Mr GILES (Angas) - by leave - I rise in my place briefly to say that I am pleased that this inquiry into the effect of dumping on the potato industry has taken place and that the Government, which properly has the right and responsibility to dictate policy in these matters, has seen fit to adopt the report of the Tariff Board. It will be quite clear to honourable members that some of the vegetable industries in Tasmania have been under some pressure from time to time. Sometimes the reports emanating from industry sources in the producing areas may be a trifle exaggerated and sometimes, as is so in this case, there is obvious merit in what the Tariff Board has suggested and what the Government has accepted as policy on the matter. It is very important that the House should look at the methods adopted when dumping occurs and recognise this procedure as an effective check to dumping and a measure to take care of the primary industry concerned.

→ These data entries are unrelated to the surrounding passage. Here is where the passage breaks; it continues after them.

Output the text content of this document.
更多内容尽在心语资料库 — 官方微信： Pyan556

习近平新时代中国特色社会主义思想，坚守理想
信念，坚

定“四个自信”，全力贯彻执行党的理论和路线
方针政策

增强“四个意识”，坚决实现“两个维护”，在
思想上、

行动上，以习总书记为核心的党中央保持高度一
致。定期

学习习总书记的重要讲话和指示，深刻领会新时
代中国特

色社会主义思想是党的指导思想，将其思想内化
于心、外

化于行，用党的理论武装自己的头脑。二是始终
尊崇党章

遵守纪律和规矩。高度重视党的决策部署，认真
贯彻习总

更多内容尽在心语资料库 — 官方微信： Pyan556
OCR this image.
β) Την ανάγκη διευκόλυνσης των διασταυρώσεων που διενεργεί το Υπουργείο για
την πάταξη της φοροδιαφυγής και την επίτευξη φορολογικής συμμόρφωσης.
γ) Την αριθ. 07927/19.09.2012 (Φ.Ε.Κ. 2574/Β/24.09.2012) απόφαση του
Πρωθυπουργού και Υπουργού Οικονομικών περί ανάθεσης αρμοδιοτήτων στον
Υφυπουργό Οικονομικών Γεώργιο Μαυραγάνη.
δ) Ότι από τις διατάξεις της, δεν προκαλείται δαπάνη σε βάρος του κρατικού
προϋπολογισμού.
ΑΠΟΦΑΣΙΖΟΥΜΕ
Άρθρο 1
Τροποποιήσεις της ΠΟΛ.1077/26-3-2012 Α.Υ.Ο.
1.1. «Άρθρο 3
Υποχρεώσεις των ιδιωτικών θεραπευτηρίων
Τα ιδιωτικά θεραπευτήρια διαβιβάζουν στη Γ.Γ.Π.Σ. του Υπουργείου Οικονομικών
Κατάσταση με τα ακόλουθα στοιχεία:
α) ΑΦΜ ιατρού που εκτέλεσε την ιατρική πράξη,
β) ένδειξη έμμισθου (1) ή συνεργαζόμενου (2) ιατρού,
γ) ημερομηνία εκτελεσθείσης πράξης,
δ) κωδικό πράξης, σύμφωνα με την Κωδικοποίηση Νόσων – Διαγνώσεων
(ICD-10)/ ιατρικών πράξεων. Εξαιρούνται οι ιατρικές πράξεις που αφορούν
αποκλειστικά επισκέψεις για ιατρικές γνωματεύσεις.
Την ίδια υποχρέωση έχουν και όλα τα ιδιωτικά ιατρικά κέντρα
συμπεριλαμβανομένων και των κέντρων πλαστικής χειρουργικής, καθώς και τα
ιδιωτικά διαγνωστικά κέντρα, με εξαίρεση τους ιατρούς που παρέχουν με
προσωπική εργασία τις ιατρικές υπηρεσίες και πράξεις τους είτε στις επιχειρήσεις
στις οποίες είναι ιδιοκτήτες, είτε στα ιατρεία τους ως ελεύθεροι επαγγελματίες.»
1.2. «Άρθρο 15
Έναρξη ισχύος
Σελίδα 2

Dumping affects not only the Tasmanian industry but also the industry in various areas of South Australia of which I am aware, and quite probably in other areas. I am not so sure of. my facts about Victoria or New South Wales but I do know that in South Australia the pattern of potato availability is very different from that which applies in Tasmania. By and large over the years the pattern of the Tasmanian crop has been one of great variation due to seasonal conditions There have been years of big surpluses and years when, due to poor climatic conditions, the crop has been able to do little more than meet local demand, leaving no surplus for export or processing. In South Australia there is a greater continuity of supply, and I would think that this would be mirrored fairly well in Victoria. In South Australia we do not have variations in the crop due to seasonal conditions as exist in Tasmania. This is due largely to the use of irrigation. But dumping by countries which export to Australia does affect potato growers in South Australia. The action taken by the Government against dumping will be vital to the industry, particularly in Tasmania because of the seasonal variations which can affect the total supply of potatoes.

If I were to continue my remarks outside the context of the Tariff Board's report I might be out of order. So I content myself by thanking the House for its generosity in allowing me to make these general remarks which I feel have some relevance to this matter.